— Жора, — Гешка повернулся к окну. — Может быть, ты что-нибудь о себе расскажешь?
— Нет, уволь, — коротко ответил Жора и закрыл лицо журналом.
Абдуллаев спал или же притворялся спящим.
— Нет, мне нужны только вы, товарищ Ростовцев. — Лейтенант даже вспотел, перелистывая свой блокнот. — Еще один вопросик. О чем вы думали, когда вели неравный бой с душманами?
Гешка вздохнул, опустил глаза. Он почувствовал, что сильно устал.
— Ну, вспомнили? — спросил Зубов, будто моля о пощаде.
— Я думал о том, — выдохнул Гешка, — что человек рождается для долга, и в этом высший смысл его жизни.
— Так, — кивнул Зубов и стал быстро записывать Гешкины слова в блокнот. — И в этом… высший…
— Смысл его жизни, — подсказал Гешка, ложась на койку.
— Смысл его жизни, — повторил Зубов и поставил точку. — Отлично получается. Если вы не возражаете, этими словами мы и закончим очерк.
— Не возражаю, — ответил Гешка.
— Я напишу очерк, но перед тем как засылать его в набор, покажу вам. Хорошо?
Гешка скривил рот:
— Да можете не показывать.
Когда лейтенант вышел, Жора зевнул и сказал Гешке:
— После таких корреспондентов забывать начинаешь, что с тобой на самом деле было.
Они сидели в холле. Гешка прижимал к себе кулек с апельсинами и не мог смотреть в глаза матери. «Знает ли она о письме? — думал он, почти не слушая ее. — Может, рассказать все? Приврать, что не успел отправить, что совсем забыл о нем?..»
— Не пойму, что с твоим отцом происходит, — говорила мать, стараясь поймать взгляд сына. — Из-за чего-то сердится он на Евгения Петровича, ни напишет, ни позвонит ему. Я спрашивала, но он ничего мне не сказал. Разве Евгений Петрович виноват в том, что с тобой случилось, Гена? — И снова заглядывала ему в глаза.
Гешка машинально кивал, чувствуя, как полыхает жаром его лицо. «Письмо у отца!» — вдруг подумал он, и от этой мысли ему не стало хватать воздуха.
— Что с тобой? — мать с беспокойством взглянула на Гешку и провела рукой по его щеке.
«Он читал письмо! — орал в уме Гешка. — И теперь будет мстить ему… Объяснительная! Вот для чего нужна была ему моя объяснительная…»
— Мама, — тихо сказал Гешка, уставившись на апельсины. — Мама…
Комок застрял в его горле. Он ничего больше не смог сказать, вскочил со стула и быстро пошел по коридору.
Утром Наденька вместе с таблетками передала Гешке маленькую записочку.
— Какой-то сержант на КПП оставил, просил передать.
Гешка развернул листок и впился в него глазами.
Гешка прочитал записку трижды, потом рванулся к столику дежурной сестры, позвонил на проходную.
— Сержант Игушев уже ушел? Он только что передал записку в хирургическое… Уже давно?..

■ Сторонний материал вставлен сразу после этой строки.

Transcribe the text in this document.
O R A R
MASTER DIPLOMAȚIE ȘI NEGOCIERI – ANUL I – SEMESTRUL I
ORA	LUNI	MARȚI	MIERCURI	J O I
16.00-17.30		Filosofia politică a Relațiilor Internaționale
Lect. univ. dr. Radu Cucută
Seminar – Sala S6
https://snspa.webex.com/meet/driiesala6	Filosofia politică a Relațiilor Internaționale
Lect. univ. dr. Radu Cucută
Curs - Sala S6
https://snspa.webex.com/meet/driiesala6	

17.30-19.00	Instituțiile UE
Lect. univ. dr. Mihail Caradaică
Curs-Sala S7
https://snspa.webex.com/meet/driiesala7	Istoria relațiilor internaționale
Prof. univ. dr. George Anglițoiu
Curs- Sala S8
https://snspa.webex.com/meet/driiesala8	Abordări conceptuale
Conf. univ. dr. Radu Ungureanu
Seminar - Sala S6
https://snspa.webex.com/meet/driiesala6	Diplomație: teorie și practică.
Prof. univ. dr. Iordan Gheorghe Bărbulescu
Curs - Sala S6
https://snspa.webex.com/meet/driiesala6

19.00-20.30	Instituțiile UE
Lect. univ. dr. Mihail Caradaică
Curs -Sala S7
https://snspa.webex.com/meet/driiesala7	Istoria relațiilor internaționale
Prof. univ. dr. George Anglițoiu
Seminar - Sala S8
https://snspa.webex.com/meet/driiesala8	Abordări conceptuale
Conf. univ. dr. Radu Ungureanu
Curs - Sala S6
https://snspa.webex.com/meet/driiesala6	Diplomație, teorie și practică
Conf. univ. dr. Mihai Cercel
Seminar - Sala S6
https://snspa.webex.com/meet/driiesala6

Гешка ходил по коридору от окна к окну, тер ладонью лоб, стараясь собраться с мыслями. «Я ведь ничего не писал о хозвзводе, — думал он. — Это может подтвердить Жора. Почему там думают на меня?»
— Тебе привет от Тамары, — сказала Гешке мать. Они ходили по заснеженной дорожке вдоль госпитального корпуса. Гешка поднял воротник халата, шапку натянул на самые уши. Мать холода как будто не замечала. — Давай сядем, — сказала она, смахнула перчаткой снег со скамейки, достала из сумочки сигарету. — Она недавно мне звонила, спрашивала, как ты себя чувствуешь.
— Лучше бы не спрашивала, а пришла.
— Я ей так же и ответила… Ты ее все еще любишь, Гена?
Гешка втянул голову в узкий воротник, взглянул на мать — серьезно ли она спрашивает. Мать не смотрела на него.
— Не знаю… Но я все время о ней думаю, — признался Гешка.
— И ты сможешь ее простить?
— Но она мне ничего и не обещала!
Мать улыбнулась краешком губ.
— Ты уже защищаешь ее… Значит, давно простил.
Она глубоко затянулась, вздохнула.
— Ты прав. Прощать надо, Гена. Особенно близким и дорогим тебе людям.
— Кому? — едва слышно спросил Гешка и почувствовал, как у него начинает неметь спина.
Мать повернулась к нему, поправила на его шее воротник халата.